I don’t like calling companies that supply my home services. Nor do I like pressing ten buttons just to get to the right machine and ten more to get to the right person. I don’t like getting put on hold, and I certainly don’t like being treated rudely by strangers when I’m the customer.
However, I do like saving money and lowering my bills. And when I can make a significant cut, it’s worth the irritating, time-consuming pain of dealing with phone systems and disgruntled service representatives.
Use this six-part phone call checklist to make sure you’re not paying too much on your payments every month.
1. Mortgage Company
Some of the best negotiation opportunities are rooted in how good you are at maintaining your business contacts. I still keep in touch with the person who handled the closing on my first home, and that was ten years ago. I make a point of reaching out to him (and many other business contacts) because he’s a wealth of information and often saves me money. I contact my mortgage guy once every few months, just to see if he thinks I could save by refinancing my home mortgage.
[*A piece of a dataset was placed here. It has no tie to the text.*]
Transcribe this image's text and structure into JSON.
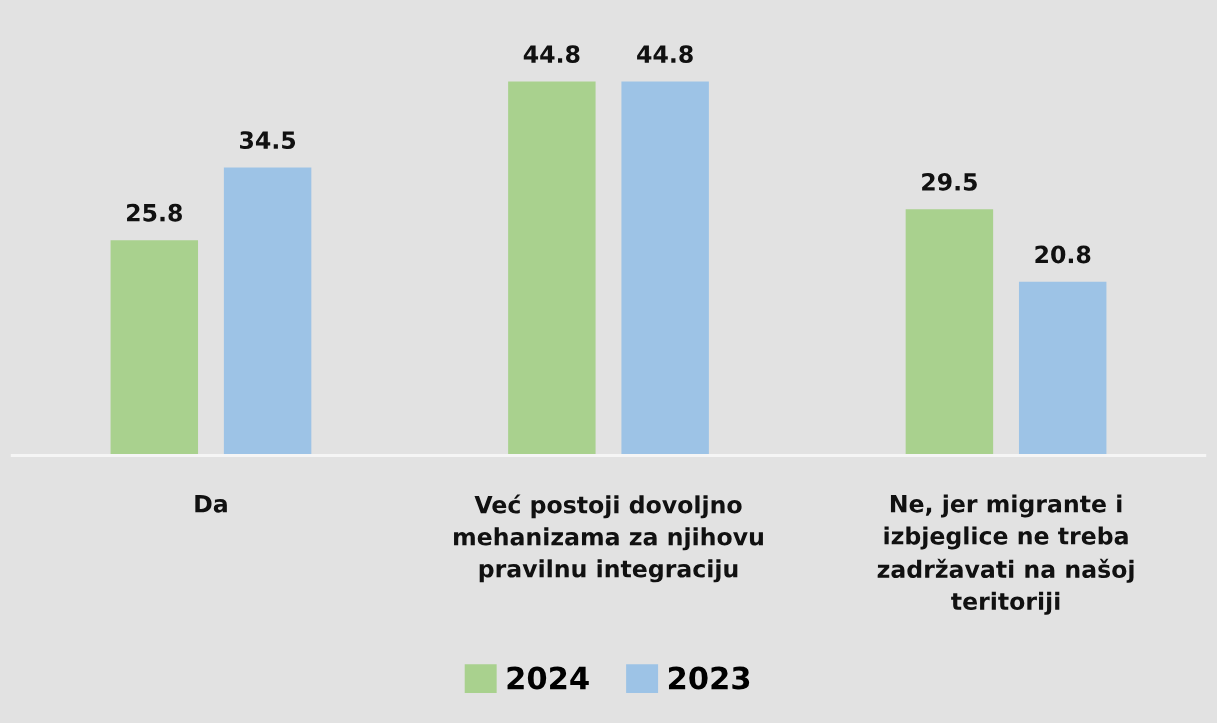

If you call your mortgage agent, you’ll also get great information about appealing your property tax assessment, which can save you thousands. He will also fill you in on pertinent trends in the housing market, letting you know if you should look into refinancing or getting a home equity line of credit (HELOC).
2. Insurance Agent
While you’re keeping up with your business contacts, don’t forget your insurance agent. For car, homeowners, health, or any other insurance, an agent can provide more personal service than you’re used to from most big companies. I’ve known and dealt with the same insurance agent for the past 15 years. My independent agent and I have built up a great relationship, since I believe she provides unbiased advice. I call her from time to time to update her on changes in my personal life that could save me money.
If you’ve had any major life events (like a marriage, divorce, or death in the family), moved or made certain home improvements, or changed your job situation, talk with your agent. Even if you don’t think you’ve had a major change, periodic check-ins with your agency will give you a chance to get money-saving updates about policies and regulations.
3. Cell Phone Company
I make it a point to call my cell phone provider once or twice a year to find out if I could get by with a smaller plan, or if there are any discounts or specials that I qualify for. Sometimes they even have deals on new devices that come at a cut rate or even for free.
Remember, if some new promotion comes out that could save you money, it’s not likely that they’ll call you to let you know about it. Be careful, however, that you don’t get unwillingly roped into a new annual contract just by trying to get a discount. If you’re ready to renew, always try to negotiate, and if you’re not ready, then make sure any specials don’t require any commitment in the small print.
For even more tips, here are some creative ways to lower your monthly cell phone bills.
4. Internet Service Provider
Don’t forget to stay on top of your high-speed Internet service provider. They’re probably raising your rate by a few dollars every few months, so hold them accountable and see if you can talk them back down sometimes. The last time that I called and inquired about any ongoing promotions for existing customers, I got a $10 credit on each monthly bill for six months. The time before that, I qualified for a $50 gift card for upgrading my service. On their own, the monthly amounts didn’t make for huge savings, but together they added up to a nice bit off my bill.
5. Cable or Satellite TV Provider
If your ISP and television company aren’t the same, you should call your cable or satellite TV provider a few times each year. Like your ISP, they’re always adding fees and raising rates, and they’ll only give money back to customers with the guts to ask for it.
I recently called my satellite TV provider, DIRECTV, because a $15 monthly credit had expired. I basically said that I couldn’t afford this extra $15 a month, and I wanted to reduce my channel package. I even mentioned that I might move to a competitor’s service. Guess what? They extended the credit for an additional six months. We all know that the cable and satellite TV market is intensely competitive. The major companies realize it too, and they’ll do just about anything to keep you from leaving them.
6. Movies, Magazines, and Other Subscriptions
You can take advantage of companies that fear competition in other arenas too. For example, if you use a subscription service for DVDs (e.g. Netflix vs. Blockbuster) and you get a promotional offer from a competitor, call your provider. Tell them that your rate has increased but the service hasn’t changed, and you’re ready to switch. Tell them how many years you’ve been with them, and that they’re about to lose your loyalty. They’ll often match the offer you’ve received in the mail.
Magazine publishers hate to lose subscribers. That’s why you see so many 90% off deals and free offers. Before you just renew an old subscription, call the magazine and see if you can get a new promo rate for renewal.
So there you have it – six phone calls you can make to save yourself some money on your monthly bills. Pick one from the list every two months or call each one twice a year, and you’ll finally begin to see your amounts due fall. Some of the individual savings may not be huge, but if you put it all together and you can find a way to save yourself $100 per month, this translates into $1,200 at the end of the year. Though I dislike having to call these companies for anything, if I can save myself $1,200 annually, then those phone calls become quite a bit less annoying.
Do you have any other phone calls you could make to save on your monthly bills? Who do you call and how much do you save?